Outro fator que iria favorecer a imigração para o Piauí seria a necessidade de mão-de-obra, dificultada pela resistência indígena à escravidão. É a partir daí que os novos fazendeiros piauienses iniciam, via Bahia, uma substancial introdução do negro africano nas fazendas estaduais (DIAS, 1996). Seriam, portanto, as últimas décadas do século XVII e as primeiras do século XVIII, que marcarão o início da imigração para o Piauí com pedidos de doação de terras, favorecendo, principalmente, as famílias baianas e maranhenses, oriundas de antigas zonas agrárias (MOTT,1985).
Estes primeiros colonizadores implantarão no solo piauiense o sistema de produção baseado na pecuária extensiva, ou seja, a criação de gado livre em extensos latifúndios que se tornaria a marca da economia regional. São esses núcleos produtivos que irão dar origem às primeiras povoações e atuais cidades, grande parte delas originadas de antigas fazendas, o que de certa forma demonstra, estruturalmente, a característica da formação social e econômica do Piauí: de um lado, os grandes proprietários de terra que constituem hoje as oligarquias estaduais; e do outro lado, a massa da população constituída de pequenos sitiantes, vaqueiros, escravos, índios, representando o grupo social dominado (DIAS, 1996).
Nestas fazendas de gado existiam dois tipos de mão-de-obra: o escravo, na grande maioria, africano, que a historiografia tradicional procura desvalorizar sua relação com a pecuária, preferindo associá-lo ao trabalho doméstico não produtivo; uma pequena parte índio; e o trabalhador livre - grupo formado por mulatos, caboclos, mestiços e índios (que, por sua vez, podiam ser escravos) (DIAS, 1996).
Alguns dados demográficos das fazendas piauienses demonstram que o trabalho escravo foi amplamente empregado nesta região. Um estudo realizado pela historiadora Claudete Miranda Dias (1996) afirma que, nos finais do século XVII, os escravos constituíam 70% da população total das fazendas. Também o historiador Luiz Mott (1985), referindo-se à população escrava do Piauí, afirma que: “Em 1762, constatamos que os escravos representavam 45,8% da população rural, estando presentes em 67,8% dos domicílios”. Numa comparação estatística com a população escrava do Brasil, nos finais do século XVIII eles “representavam aproximadamente 38,6% da população total do Império”, onde se conclui que a economia pecuarista do Piauí dependeu fundamentalmente do trabalho escravo, seja negro ou mestiço.
Os primeiros grupos de escravos chegados ao Piauí foram trazidos, no final do século XVII, pelos primeiros fazendeiros que vinham da região do rio São Francisco, com seus rebanhos. Mais tarde, foram introduzidos em maior número para o fornecimento de mão-de-obra às "Fazendas Nacionais", de propriedade de Domingos Afonso Sertão e também às fazendas dos Garcia D'Ávila, proprietários da "Casa da Torre", da Bahia (CHAVES, 1971).
Outros escravos foram introduzidos no Piauí pela estrada que ligava a capital da Província - Vila do Mocha, hoje Oeiras - ao principal núcleo mercantil consumidor da pecuária piauiense, a feira de Capoame, na Bahia.
Uma historiadora detalha a origem dos negros do Piauí Colonial:

“... entre os africanos, tantos bantos como sudaneses foram trazidos para o Piauí. Relativamente às nações de origem, predominavam os procedentes de Angola, 56,68%, seguidos pelos Minas, 13,17%, Benguelas, com 9,57%, Guiné, 9,36%, Congos, 9,36% e Gêge, 2,43%. Havia ainda entre os Moçambiques, Rebolos e Cassangues, com um percentual de 0,97% cada. Evidentemente, foram computados apenas os indivíduos para os quais constou explicitamente a nação de origem” (BRANDÃO, 1984).

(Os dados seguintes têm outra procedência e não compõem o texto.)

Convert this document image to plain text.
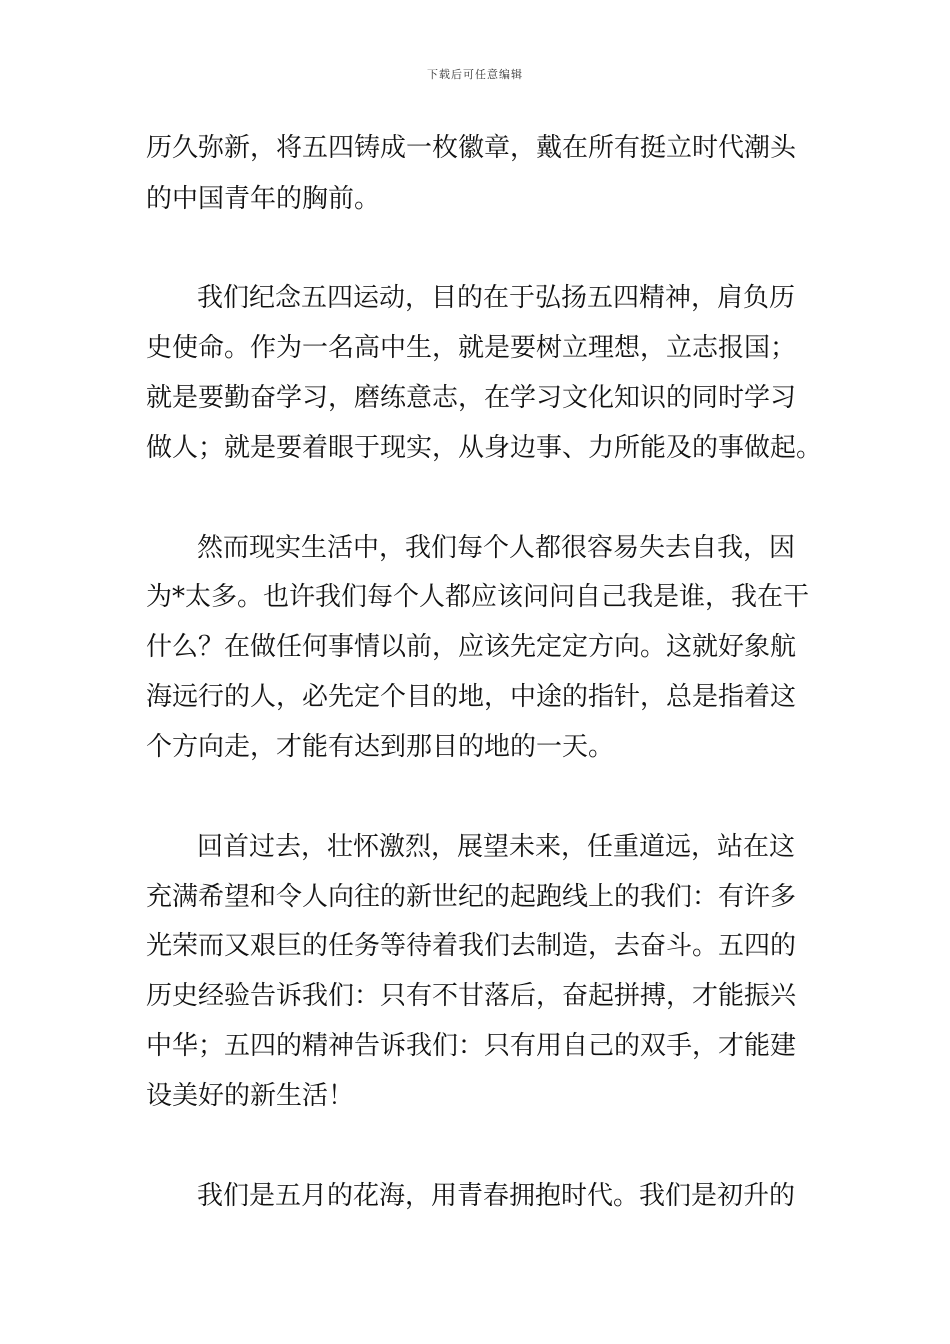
下载后可任意编辑
历久弥新，将五四铸成一枚徽章，戴在所有挺立时代潮头
的中国青年的胸前。
我们纪念五四运动，目的在于弘扬五四精神，肩负历
史使命。作为一名高中生，就是要树立理想，立志报国；
就是要勤奋学习，磨练意志，在学习文化知识的同时学习
做人；就是要着眼于现实，从身边事、力所能及的事做起。
然而现实生活中，我们每个人都很容易失去自我，因
为*太多。也许我们每个人都应该问问自己我是谁，我在干
什么？在做任何事情以前，应该先定定方向。这就好象航
海远行的人，必先定个目的地，中途的指针，总是指着这
个方向走，才能有达到那目的地的一天。
回首过去，壮怀激烈，展望未来，任重道远，站在这
充满希望和令人向往的新世纪的起跑线上的我们：有许多
光荣而又艰巨的任务等待着我们去制造，去奋斗。五四的
历史经验告诉我们：只有不甘落后，奋起拼搏，才能振兴
中华；五四的精神告诉我们：只有用自己的双手，才能建
设美好的新生活！
我们是五月的花海，用青春拥抱时代。我们是初升的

Deve-se levar em consideração, também, a diversidade cultural e étnica das populações africanas que vieram para o Brasil, decorrente da divisão geopolítica da África realizada sob a lógica dos colonizadores, com reflexos ainda hoje no continente africano. É evidente que estes problemas refletiram substancialmente na escravidão no Brasil - Colônia.
A Abolição da Escravatura irá ocasionar uma mudança no quadro social e econômico brasileiro. Liberto o cativo, alguns deixaram o meio rural buscando um novo contato com a cidade, convertendo-se em mão-de-obra disponível; outros, permaneceram “flutuando entre o campo e a cidade” sem conseguir uma imediata adequação à nova situação. Outros mais, permaneceram no campo, caracterizando-se pela dificuldade de vida auto-suficiente no meio rural - dificuldades de condições materiais, a falta de títulos de propriedade e de incentivos agrícolas. Estes problemas impulsionaram o movimento em direção ao núcleo urbano, ainda em processo inicial de industrialização, que não conseguiu absorver esse excedente de mão-de-obra, excluindo os afro-descendentes das instituições urbanas e provocando uma segregação socioeconômica. Alijado do florescente mercado urbano, a alternativa foi sobreviver em atividades consideradas “inferiores” e até “marginais” neste novo quadro social. Segregação, também, cultural, na qual os costumes, as tradições, os padrões de comportamentos, bem como a religião dos afro-descendentes, foram considerados como manifestações da “cultura primitiva”, da barbárie, sendo, portanto, inferiores aos valores da sociedade branca.
Esta segregação social, econômica e cultural irá refletir na organização dos espaços sociais brasileiros. O negro, oriundo da escravidão, para o discurso dominante, o afro-descendente será um “empecilho ideológico à modernização” (SODRÉ,1988), ao controle higiênico e saneamento urbano, devendo ser afastado do “território civilizado”. A estratégia foi a criação de espaços fora do controle das classes dirigentes, onde práticas comunitárias e alternativas puderam ser desenvolvidas. Nas grandes cidades brasileiras irão surgir os “morros” e “favelas” e os bairros de periferia; nas pequenas cidades do interior, surgirão os povoados e comunidades rurais.
O Pagode de Amarante: um patrimônio cultural afro-descendente piauiense - Parte I

Prof. Dr. João Berchmans Carvalho

Introdução

Este estudo é sobre uma forma de expressão cultural, um fenômeno de criação musical, prática instrumental, canto e dança, denominado na região do Médio-Parnaíba piauiense de pagode. Realizado pela população afro-descendente como forma de cultura negro-brasileira, o pagode é importante como patrimônio da cultura piauiense e como via de afirmação étnica e cultural dessa parcela da população social e economicamente marginalizada.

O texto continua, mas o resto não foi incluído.